How to pass multiple subnets through VPN?? SA520

Unanswered Question
Sep 16th, 2010

Untitled 1.jpg

The dynamic VPN between Cisco SA520 and Juniper SRX is working fine. My problem is Cisco SA520, I cannot pass my three subnets (i.e. 10.10.10.0/24, 10.10.254.0/24 and 192.168.99.0/24) through the SA520's IPSEC VPN policies. In the Remote Traffic selection area of VPN policy there are four options ANY, SINGLE, RANGE and SUBNET. Choosing ANY option i can reach to my three  subnets (10.10.10.0/24, 10.10.254.0/24 and 192.168.99.0/24) but this doesn't fulfill my requirement. I want to split the traffic and pass only 10.10.10.0/24, 10.10.254.0/24 and 192.168.99.0/24 through VPN and Internet traffic through the ADSL. Please help.

  • 1
  • 2
  • 3
  • 4
  • 5
Overall Rating: 5 (1 ratings)
Loading.
sudan_023 Sun, 09/19/2010 - 00:20

Hello, I am not using ASA  its SA520 Small Business Security Appliaces.

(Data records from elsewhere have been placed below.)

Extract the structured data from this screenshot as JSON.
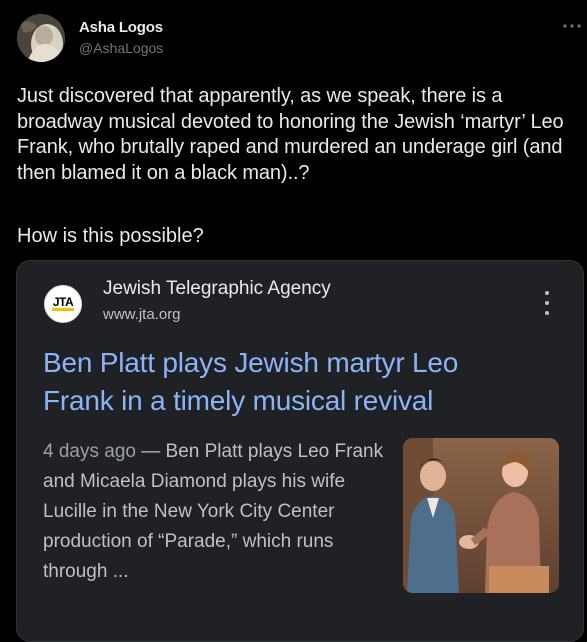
{
  "tweet": {
    "author_name": "Asha Logos",
    "author_handle": "@AshaLogos",
    "text": "Just discovered that apparently, as we speak, there is a broadway musical devoted to honoring the Jewish ‘martyr’ Leo Frank, who brutally raped and murdered an underage girl (and then blamed it on a black man)..?",
    "text2": "How is this possible?",
    "more_icon": "more-horizontal-icon"
  },
  "card": {
    "source_logo_text": "JTA",
    "source_name": "Jewish Telegraphic Agency",
    "source_url": "www.jta.org",
    "headline": "Ben Platt plays Jewish martyr Leo Frank in a timely musical revival",
    "date": "4 days ago",
    "separator": " — ",
    "snippet": "Ben Platt plays Leo Frank and Micaela Diamond plays his wife Lucille in the New York City Center production of “Parade,” which runs through ...",
    "menu_icon": "more-vertical-icon"
  },
  "colors": {
    "background": "#000000",
    "card_background": "#202124",
    "headline_link": "#8ab4f8",
    "secondary_text": "#71767b"
  }
}
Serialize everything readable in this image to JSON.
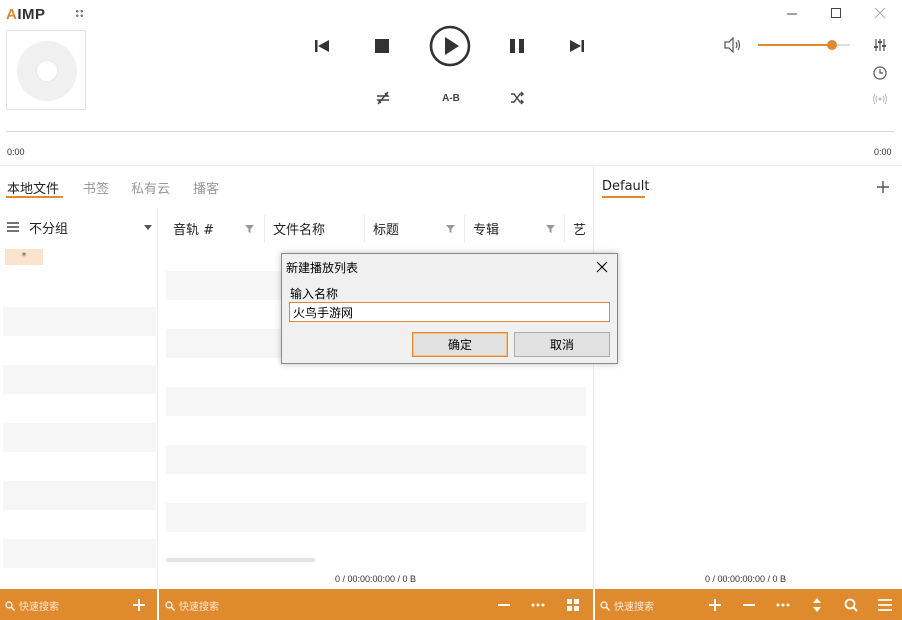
{
  "app": {
    "logo_prefix": "A",
    "logo_text": "IMP"
  },
  "player": {
    "ab_label": "A-B",
    "time_elapsed": "0:00",
    "time_remaining": "0:00",
    "volume_level_pct": 80
  },
  "source_tabs": [
    "本地文件",
    "书签",
    "私有云",
    "播客"
  ],
  "group": {
    "label": "不分组",
    "star": "*"
  },
  "columns": [
    "音轨 #",
    "文件名称",
    "标题",
    "专辑",
    "艺"
  ],
  "status_main": "0 / 00:00:00:00 / 0 B",
  "playlist": {
    "tab": "Default",
    "status": "0 / 00:00:00:00 / 0 B"
  },
  "search": {
    "placeholder_left": "快速搜索",
    "placeholder_mid": "快速搜索",
    "placeholder_right": "快速搜索"
  },
  "dialog": {
    "title": "新建播放列表",
    "label": "输入名称",
    "value": "火鸟手游网",
    "ok": "确定",
    "cancel": "取消"
  },
  "colors": {
    "accent": "#e08a2e"
  }
}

juliomar Mon, 09/20/2010 - 09:17

Hi Sudan,

On the SA 500 series, there is a way to do this by associating  in your case 3 VPN Policies to the one IKE Policy created with the VPN Wizard.

After creating an initial IKE Policy and VPN Policy (choose remote subnet to 10.10.10.0) when running VPN Wizard, you need to create 2 more policies to reach the other two subnets (10.10.254.x, 192.168.92.x) .  On the VPN ->VPN Policies page, click Add to add a VPN Policy.  Make sure to select Auto Policy for Policy Type;  on the Auto Policy Parameters make sure these values match your configuration and MOST IMPORTANT, on the Select IKE Policy make sure to select the name of the IKE Policy as created in VPN Wizard.  Do this for both extra LANs you need to associate with the IKE Policy.  You should then be able to only pass traffic to those three subnets.

Let me know if this works out for you, or if you need extra help.

Best regards,

Julio Martinez

ciscojoe837 Thu, 10/13/2011 - 18:22

I have a similar problem.  I have an SA540 and another firewall doing a site-to-site vpn no problem.  However, I want to be able to pass traffic on the LAN subnets of the UC540's.  So the SA540's are in front of the UC's, and the UC's WAN port is just doing routing and connected to the LAN port of the SA.  When I setup the vpn, I can ping both WAN ports on the UC's, but I can't ping the UC's data LAN subnet.

SA1 WAN - Public

SA2 WAN - Public

UC540-1 WAN - LAN of SA1 (192.168.8.0/24)

UC540-2 WAN - LAN of SA2 (192.168.159.0/24)

I can ping these in both directions.

UC540-1 DATA LAN - 192.168.9.0/24

UC540-2 DATA LAN - 192.168.10/0/24

I can't ping these at all in either direction.